第1 本件の概要
本件は,通信カラオケ事業(通信カラオケ機器の製造,販売,賃貸並びに楽曲及び映像の配信業をいう。以下同じ。)を営む株式会社エクシング(以下「エクシング」という。)が,同業を営む株式会社BMB(以下「BMB」という。)の発行済株式のすべてを取得し,子会社とするものである。関係法条は独占禁止法第10条である。
第2 一定の取引分野
1 商品範囲
通信カラオケ事業には業務用と民生用の2種類があるが,業務用と民生用では楽曲数,音源等の品質,性能や流通経路が異なり,両者間には代替性が認められないことから,「業務用通信カラオケ事業」及び「民生用通信カラオケ事業」をそれぞれ商品範囲として画定した。
2 地理的範囲
業務用及び民生用の通信カラオケ事業者は,日本全国で当該事業を行っていることから,「日本全国」を地理的範囲として画定した。
第3 本件行為が競争に与える影響
1 民生用通信カラオケ事業
民生用通信カラオケ事業については,本件行為後のHHIの水準及び本件行為によるHHIの増分が水平型企業結合のセーフハーバー基準に該当することから,本件行為により,一定の取引分野における競争を実質的に制限することとはならないと判断した。
2 業務用通信カラオケ事業
(1)市場シェア
平成20年度における業務用通信カラオケ事業の国内市場規模は約800億円であり,このうち約6割が業務用通信カラオケ機器の販売及び賃貸の対価で,約4割が楽曲等の配信の対価(以下「情報提供料」という。)となっている。

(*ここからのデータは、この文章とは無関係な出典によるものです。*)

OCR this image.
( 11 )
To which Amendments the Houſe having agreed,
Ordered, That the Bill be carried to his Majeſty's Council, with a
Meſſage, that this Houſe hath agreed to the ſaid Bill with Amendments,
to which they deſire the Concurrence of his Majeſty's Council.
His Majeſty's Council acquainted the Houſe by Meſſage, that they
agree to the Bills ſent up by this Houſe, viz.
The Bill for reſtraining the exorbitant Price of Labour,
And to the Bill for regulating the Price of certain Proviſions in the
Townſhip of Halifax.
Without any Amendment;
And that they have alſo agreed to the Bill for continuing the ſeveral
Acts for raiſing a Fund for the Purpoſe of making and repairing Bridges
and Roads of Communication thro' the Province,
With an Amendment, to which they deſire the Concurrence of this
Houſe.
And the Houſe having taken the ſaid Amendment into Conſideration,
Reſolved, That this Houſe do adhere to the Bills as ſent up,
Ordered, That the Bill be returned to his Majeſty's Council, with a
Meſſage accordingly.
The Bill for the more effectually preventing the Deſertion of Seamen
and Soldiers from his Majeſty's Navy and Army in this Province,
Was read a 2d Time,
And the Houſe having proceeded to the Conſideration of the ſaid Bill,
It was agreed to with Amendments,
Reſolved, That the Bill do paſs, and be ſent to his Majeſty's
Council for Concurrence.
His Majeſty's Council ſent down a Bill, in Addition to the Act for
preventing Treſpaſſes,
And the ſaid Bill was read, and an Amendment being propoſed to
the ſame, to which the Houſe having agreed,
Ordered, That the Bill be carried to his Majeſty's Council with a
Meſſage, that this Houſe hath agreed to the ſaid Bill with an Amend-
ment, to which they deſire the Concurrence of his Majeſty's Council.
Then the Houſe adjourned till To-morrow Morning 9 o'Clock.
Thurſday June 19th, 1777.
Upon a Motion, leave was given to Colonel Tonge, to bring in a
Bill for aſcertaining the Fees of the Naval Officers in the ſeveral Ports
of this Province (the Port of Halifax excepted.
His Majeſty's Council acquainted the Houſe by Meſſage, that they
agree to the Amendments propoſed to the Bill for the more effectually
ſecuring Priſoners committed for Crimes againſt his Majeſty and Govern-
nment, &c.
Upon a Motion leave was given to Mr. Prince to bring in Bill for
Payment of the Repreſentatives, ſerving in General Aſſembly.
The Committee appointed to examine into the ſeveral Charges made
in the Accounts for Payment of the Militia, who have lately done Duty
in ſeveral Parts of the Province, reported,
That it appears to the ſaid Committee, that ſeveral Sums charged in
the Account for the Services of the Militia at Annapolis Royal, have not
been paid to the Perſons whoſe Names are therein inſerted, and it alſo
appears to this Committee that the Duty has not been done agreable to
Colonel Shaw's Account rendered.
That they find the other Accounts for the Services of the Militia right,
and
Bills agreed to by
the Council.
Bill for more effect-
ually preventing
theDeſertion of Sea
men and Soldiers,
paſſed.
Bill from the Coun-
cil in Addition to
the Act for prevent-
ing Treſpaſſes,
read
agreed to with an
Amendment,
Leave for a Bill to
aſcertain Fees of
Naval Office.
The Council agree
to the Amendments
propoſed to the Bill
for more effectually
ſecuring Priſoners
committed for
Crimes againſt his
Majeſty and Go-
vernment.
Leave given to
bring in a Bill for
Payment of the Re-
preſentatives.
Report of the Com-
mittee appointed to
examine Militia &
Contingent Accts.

業務用通信カラオケ市場においては,新品の業務用通信カラオケ機器のほか,商社や代理店と呼ばれる販売業者等が供給する中古品の業務用通信カラオケ機器が流通しており,業務用通信カラオケ事業者は,業務用通信カラオケ機器の製造,販売及び賃貸を行うことに加え,新品及び中古品を問わず,自社製の業務用通信カラオケ機器に対して楽曲等の配信を継続的に行い,情報提供料による恒常的な収益を得ることを含めて事業を行っている。このため,業務用通信カラオケ事業者は,業務用通信カラオケ機器の出荷台数ではなく,楽曲等を配信している稼働台数により業務用通信カラオケ事業者間の競争状況を確認している状況にある。このようなことから,市場シェアについては,新品及び中古品を含めた業務用通信カラオケ事業者別の業務用通信カラオケ機器の稼働台数シェアにより検討することが適当であると考えられる。
本件行為により,業務用通信カラオケ機器の稼働台数における当事会社の合算市場シェア・順位は約40%・第2位となる。また,本件行為後のHHIは約5,200,HHIの増分は約750であり,水平型企業結合のセーフハーバー基準に該当しない。
(2)競争事業者の状況
A社は,業務用通信カラオケ市場において常に過半のシェアを有し,商品力,知名度,ブランド力,営業拠点数等の販売網において,いずれも当事会社よりも高い地位にある。
業務用通信カラオケ機器について,各業務用通信カラオケ事業者は,新品の業務用通信カラオケ機器の販売が減少傾向にあることから,供給余力を有していると考えられる。また,下記(3)のとおり,多くのユーザーが新品のほか,新品と品質差がほとんどない中古品を選択肢に含めて業務用通信カラオケ機器を調達している状況にあるところ,中古品の供給は増加傾向にあり,業務用通信カラオケ機器は,恒常的に供給過剰な状態にある。
したがって,競争事業者等の供給余力が十分存在すると認められる。
(3)需要者からの競争圧力
業務用通信カラオケ機器のスペックや楽曲配信など基本的性能に関する技術はほぼ成熟しており,搭載楽曲数等に業務用通信カラオケ事業者間の品質,性能の格差はほとんどないことから,品質面において,ユーザーは取引先の業務用通信カラオケ事業者を変更することが容易である。また,業務用通信カラオケ機器を業務用通信カラオケ事業者から仕入れてユーザーに販売する代理店においては,新品だけでなく中古品の業務用通信カラオケ機器もユーザーに販売しており,新品の代わりに中古品に代替できるユーザーも多く存在することから,ユーザーが価格交渉を優位に進めている。
したがって,需要者からの競争圧力が一定程度存在すると認められる。
(4)当時会社グループの経営状況
BMBは,2009年8月期連結決算等によると,その親会社も含めて,著しく業績の悪化が進んでいるものと認められる
(5)独占禁止法上の評価
上記(2)から(4)までの状況にかんがみれば,本件行為により,当事会社の単独行動又は当事会社と他の競争事業者との協調的行動によって,一定の取引分野における競争を実質的に制限することとはならないと判断した。
第4 結論
以上の状況から,本件行為により,一定の取引分野における競争を実質的に制限することとはならないと判断した。